Si tenga poi conto che molte transazioni in Borsa sono ormai gestite da
“cervelli elettronici” che, anche in questo caso sulla base di fantomatici
algoritmi, reagiscono automaticamente alle fluttuazioni di fatto accentuandole
spesso oltre misura. Ciò premesso molti autorevoli commentatori (personalmente
ho trovato molto chiaro e convincente un recente intervento sul tema del premio
Nobel per l’economia Joseph Stiglitz) ritengono che dietro le turbolenze di
Wall Street si celi il timore, accentuato dalle dinamiche psicologiche di cui
si è detto, di un rallentamento dell’economia collegato proprio ai dati
demografici, in questo caso americani. Molti operatori di Borsa starebbero infatti
iniziando a temere una sorta di corto circuito fra la diminuzione della popolazione
“indigena” e la crescita dell’economia che sembra al contrario tornata a buoni
livelli. Negli USA in effetti da diversi anni, prima grazie alle politiche di
sostegno all’economia avviate dall’amministrazione Obama e ora grazie all’effetto,
per altro da valutare sui tempi lunghi, della consistente riduzione delle tasse
e delle politiche protezionistiche adottate da Trump, l’economia va bene,
persino troppo bene, lo dimostra innanzitutto il dato dell’occupazione: a
livelli così alti da consentire di parlare di “piena occupazione”. Ed è proprio
qui che potrebbe scattare il corto circuito: l’economia di mercato, come già
diceva il buon Carletto Marx, è costituzionalmente condannata alla crescita
continua pena l’innesco di spinte recessionistiche, obiettivo però non semplice
e tanto più difficile da conseguire quanto più è sostenuta la crescita stessa. Per
farlo tutti i fattori che concorrono a crearla devono essere disponibili e
funzionare al loro meglio. Ma come fare a disporre di ulteriore manodopera, di
più lavoratori, di più forza lavoro direbbe Carletto, se la popolazione tende a
diminuire? Se diminuisce quella indigena e, al contempo, si pensa - e si inizia
a fare - di fermare i flussi immigratori? Se stanno ormai per uscire dal mondo
del lavoro i baby boomers indigeni, i tantissimi americani nati negli anni sessanta,
e al contempo si vuole allontanare i baby dreamers, i nati degli ultimi decenni da famiglie immigrate che hanno ancora lo status di clandestini (calcolati in un milione e
seicentomila individui, giovani)? Questo dubbio agita i sonni degli operatori
di Wall Street e potrebbe spiegare, almeno in parte, le turbolenze di questi
giorni. Non siamo per altro di fronte a problematiche “nuove”, da tempo molti
insistono sulla necessità di riflettere, in modo razionale e lungimirante, sul
rapporto fra dati demografici e sostenibilità dell’economia. Qui in Europa la
Germania è da anni capofila in queste considerazioni e le misure di accoglienza
adottate dalla Merkel, a costo di perdita di consensi elettorali, sono una
miscela di valutazioni etiche di solidarietà e di concretezza politica.

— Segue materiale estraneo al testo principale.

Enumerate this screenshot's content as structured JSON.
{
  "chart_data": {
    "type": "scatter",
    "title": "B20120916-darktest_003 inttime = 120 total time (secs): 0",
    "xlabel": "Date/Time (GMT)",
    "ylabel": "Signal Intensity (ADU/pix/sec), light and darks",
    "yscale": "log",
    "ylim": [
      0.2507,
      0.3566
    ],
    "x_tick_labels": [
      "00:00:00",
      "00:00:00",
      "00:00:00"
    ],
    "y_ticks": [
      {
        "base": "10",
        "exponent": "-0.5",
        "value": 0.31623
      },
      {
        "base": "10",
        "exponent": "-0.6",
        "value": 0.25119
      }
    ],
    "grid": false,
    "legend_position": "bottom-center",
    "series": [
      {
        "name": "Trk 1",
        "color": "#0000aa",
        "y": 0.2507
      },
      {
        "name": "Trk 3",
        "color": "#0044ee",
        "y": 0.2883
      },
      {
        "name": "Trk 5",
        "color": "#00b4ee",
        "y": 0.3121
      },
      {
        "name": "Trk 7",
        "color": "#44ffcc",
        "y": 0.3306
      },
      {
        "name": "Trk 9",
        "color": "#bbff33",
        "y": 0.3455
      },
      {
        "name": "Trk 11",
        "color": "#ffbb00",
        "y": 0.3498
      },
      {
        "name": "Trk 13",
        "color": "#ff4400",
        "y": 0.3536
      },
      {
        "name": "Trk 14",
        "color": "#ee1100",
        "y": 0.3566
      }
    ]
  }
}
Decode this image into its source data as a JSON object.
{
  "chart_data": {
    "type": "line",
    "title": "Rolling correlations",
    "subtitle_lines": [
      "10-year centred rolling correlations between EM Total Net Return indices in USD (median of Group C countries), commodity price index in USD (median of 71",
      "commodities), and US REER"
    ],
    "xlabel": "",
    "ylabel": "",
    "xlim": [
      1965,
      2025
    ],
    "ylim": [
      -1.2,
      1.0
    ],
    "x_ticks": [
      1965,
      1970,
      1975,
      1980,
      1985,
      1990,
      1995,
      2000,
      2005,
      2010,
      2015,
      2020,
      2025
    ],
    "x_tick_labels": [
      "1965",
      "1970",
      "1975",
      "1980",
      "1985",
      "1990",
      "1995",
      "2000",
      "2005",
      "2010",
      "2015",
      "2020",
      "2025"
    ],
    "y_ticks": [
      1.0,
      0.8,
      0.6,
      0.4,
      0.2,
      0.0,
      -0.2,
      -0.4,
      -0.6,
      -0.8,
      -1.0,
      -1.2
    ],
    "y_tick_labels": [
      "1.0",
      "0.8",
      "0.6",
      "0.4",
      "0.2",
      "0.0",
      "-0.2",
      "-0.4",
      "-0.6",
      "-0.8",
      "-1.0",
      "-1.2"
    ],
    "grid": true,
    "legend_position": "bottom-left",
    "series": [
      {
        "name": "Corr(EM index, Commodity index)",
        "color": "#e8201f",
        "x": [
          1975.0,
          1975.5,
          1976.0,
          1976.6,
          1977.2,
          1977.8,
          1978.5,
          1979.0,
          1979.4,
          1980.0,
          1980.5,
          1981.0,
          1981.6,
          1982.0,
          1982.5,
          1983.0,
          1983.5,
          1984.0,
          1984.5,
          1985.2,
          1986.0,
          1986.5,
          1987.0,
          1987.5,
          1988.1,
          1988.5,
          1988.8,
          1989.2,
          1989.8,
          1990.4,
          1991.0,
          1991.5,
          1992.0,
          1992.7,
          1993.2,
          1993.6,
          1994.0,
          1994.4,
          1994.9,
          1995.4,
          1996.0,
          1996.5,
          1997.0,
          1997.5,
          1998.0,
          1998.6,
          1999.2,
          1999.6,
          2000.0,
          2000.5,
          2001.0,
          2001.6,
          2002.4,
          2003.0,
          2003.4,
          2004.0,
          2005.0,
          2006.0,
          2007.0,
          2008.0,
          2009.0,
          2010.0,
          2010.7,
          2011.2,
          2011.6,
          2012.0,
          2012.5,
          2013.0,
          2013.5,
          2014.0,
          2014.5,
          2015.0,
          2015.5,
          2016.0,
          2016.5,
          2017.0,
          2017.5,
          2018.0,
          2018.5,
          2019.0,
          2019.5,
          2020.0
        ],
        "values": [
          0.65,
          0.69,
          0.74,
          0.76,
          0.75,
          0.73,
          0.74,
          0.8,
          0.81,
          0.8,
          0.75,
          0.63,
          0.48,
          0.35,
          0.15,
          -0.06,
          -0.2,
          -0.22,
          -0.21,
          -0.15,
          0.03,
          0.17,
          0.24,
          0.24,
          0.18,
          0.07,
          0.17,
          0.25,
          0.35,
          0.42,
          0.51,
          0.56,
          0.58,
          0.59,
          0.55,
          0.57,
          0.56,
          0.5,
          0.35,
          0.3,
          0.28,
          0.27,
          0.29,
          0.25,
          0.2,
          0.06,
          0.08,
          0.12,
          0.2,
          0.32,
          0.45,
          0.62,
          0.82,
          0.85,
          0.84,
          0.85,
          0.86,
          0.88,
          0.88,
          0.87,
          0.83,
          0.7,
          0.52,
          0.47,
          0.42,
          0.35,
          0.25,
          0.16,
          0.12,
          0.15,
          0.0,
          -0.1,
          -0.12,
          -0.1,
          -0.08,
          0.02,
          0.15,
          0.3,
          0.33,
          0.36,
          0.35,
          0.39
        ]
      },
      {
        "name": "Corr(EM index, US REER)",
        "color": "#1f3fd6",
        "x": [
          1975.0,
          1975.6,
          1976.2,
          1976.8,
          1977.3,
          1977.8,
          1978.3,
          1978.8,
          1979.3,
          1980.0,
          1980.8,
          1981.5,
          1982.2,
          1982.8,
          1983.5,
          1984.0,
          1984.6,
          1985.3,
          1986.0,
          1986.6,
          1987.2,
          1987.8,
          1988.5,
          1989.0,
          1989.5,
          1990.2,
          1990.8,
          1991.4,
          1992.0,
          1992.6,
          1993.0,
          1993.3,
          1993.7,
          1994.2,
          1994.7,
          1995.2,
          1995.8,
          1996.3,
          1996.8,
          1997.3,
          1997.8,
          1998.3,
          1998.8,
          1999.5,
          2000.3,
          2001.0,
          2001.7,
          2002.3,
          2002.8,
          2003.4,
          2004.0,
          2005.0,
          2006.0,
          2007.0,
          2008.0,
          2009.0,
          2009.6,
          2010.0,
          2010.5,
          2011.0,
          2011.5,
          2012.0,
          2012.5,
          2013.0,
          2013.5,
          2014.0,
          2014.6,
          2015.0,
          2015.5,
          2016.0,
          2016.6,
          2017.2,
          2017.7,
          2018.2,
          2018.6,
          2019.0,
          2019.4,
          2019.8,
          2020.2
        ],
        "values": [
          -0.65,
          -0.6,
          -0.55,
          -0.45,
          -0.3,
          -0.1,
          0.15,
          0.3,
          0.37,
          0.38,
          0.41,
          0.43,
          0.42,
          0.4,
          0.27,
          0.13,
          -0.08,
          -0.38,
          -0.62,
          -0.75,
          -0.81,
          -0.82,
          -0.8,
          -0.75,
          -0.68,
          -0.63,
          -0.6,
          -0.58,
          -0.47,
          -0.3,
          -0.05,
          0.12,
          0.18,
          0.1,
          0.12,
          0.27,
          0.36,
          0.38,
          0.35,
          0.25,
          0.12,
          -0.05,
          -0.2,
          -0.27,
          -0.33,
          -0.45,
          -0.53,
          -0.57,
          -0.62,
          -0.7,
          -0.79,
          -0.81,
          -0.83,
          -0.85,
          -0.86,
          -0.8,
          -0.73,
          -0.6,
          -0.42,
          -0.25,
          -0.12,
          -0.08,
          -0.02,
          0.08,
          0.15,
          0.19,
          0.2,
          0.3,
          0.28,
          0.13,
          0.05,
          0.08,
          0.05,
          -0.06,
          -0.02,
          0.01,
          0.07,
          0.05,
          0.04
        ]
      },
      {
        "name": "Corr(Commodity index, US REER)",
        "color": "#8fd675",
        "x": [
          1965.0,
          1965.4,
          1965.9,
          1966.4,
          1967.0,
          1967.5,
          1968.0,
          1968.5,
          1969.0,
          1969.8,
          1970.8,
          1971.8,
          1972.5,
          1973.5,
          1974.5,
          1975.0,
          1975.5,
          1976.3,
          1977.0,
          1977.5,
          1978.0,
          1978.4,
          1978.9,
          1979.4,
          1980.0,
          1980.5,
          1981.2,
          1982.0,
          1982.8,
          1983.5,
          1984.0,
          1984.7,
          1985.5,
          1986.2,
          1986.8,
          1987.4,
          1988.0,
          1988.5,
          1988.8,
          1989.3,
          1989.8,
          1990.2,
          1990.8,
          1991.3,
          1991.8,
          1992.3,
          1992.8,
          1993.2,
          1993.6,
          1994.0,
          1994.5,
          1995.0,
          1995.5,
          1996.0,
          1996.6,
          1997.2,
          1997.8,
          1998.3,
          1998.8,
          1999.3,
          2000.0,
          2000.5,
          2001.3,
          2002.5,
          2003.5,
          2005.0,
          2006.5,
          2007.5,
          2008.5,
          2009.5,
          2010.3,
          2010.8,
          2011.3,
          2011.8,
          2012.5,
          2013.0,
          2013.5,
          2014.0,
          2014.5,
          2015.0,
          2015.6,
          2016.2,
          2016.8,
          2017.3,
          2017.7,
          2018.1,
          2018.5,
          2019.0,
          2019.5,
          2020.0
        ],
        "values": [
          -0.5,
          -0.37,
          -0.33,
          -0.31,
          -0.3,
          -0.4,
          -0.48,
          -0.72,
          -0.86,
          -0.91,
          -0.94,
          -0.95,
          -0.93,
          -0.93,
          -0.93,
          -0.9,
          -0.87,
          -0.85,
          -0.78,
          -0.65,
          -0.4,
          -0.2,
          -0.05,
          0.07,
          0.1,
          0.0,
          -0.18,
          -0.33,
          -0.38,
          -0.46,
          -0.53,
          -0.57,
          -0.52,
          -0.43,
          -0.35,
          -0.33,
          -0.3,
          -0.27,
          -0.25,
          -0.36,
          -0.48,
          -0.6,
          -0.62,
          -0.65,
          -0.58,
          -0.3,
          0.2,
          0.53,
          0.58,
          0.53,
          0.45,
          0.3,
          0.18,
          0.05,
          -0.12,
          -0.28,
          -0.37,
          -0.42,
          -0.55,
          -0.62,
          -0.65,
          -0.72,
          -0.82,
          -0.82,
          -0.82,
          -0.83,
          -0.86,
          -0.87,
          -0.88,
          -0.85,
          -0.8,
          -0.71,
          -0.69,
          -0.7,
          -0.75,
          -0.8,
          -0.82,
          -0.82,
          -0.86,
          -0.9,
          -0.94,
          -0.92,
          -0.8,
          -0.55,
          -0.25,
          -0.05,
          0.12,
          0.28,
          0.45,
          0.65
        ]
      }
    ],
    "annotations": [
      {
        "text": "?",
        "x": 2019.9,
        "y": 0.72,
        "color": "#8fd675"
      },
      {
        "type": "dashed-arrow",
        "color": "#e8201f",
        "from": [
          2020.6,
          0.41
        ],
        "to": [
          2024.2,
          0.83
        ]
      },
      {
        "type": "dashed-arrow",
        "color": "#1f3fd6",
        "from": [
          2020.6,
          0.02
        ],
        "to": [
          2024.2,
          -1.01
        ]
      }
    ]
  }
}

Ovviamente qui in Italia siamo molto lontani da tutto ciò, la campagna
elettorale gioca sul tema dei migranti ben altre considerazioni che quella del
collegamento fra dati demografici e tendenze economiche. Vero è che siamo ben
lontani dalla piena occupazione, che la ripresa è perlomeno fragile ed incerta, che in questo contesto le politiche di accoglienza sono ancor più complicate, ma una politica meno urlata, e meno cialtronamente dedita a parlare alla “pancia”
del paese, qualche riflessione sugli orizzonti lunghi di un paese sempre più
vecchio, sempre meno popolato dovrebbe iniziare a farla. Senza attendere altri
tonfi delle Borse o i dati Istat del prossimo anno.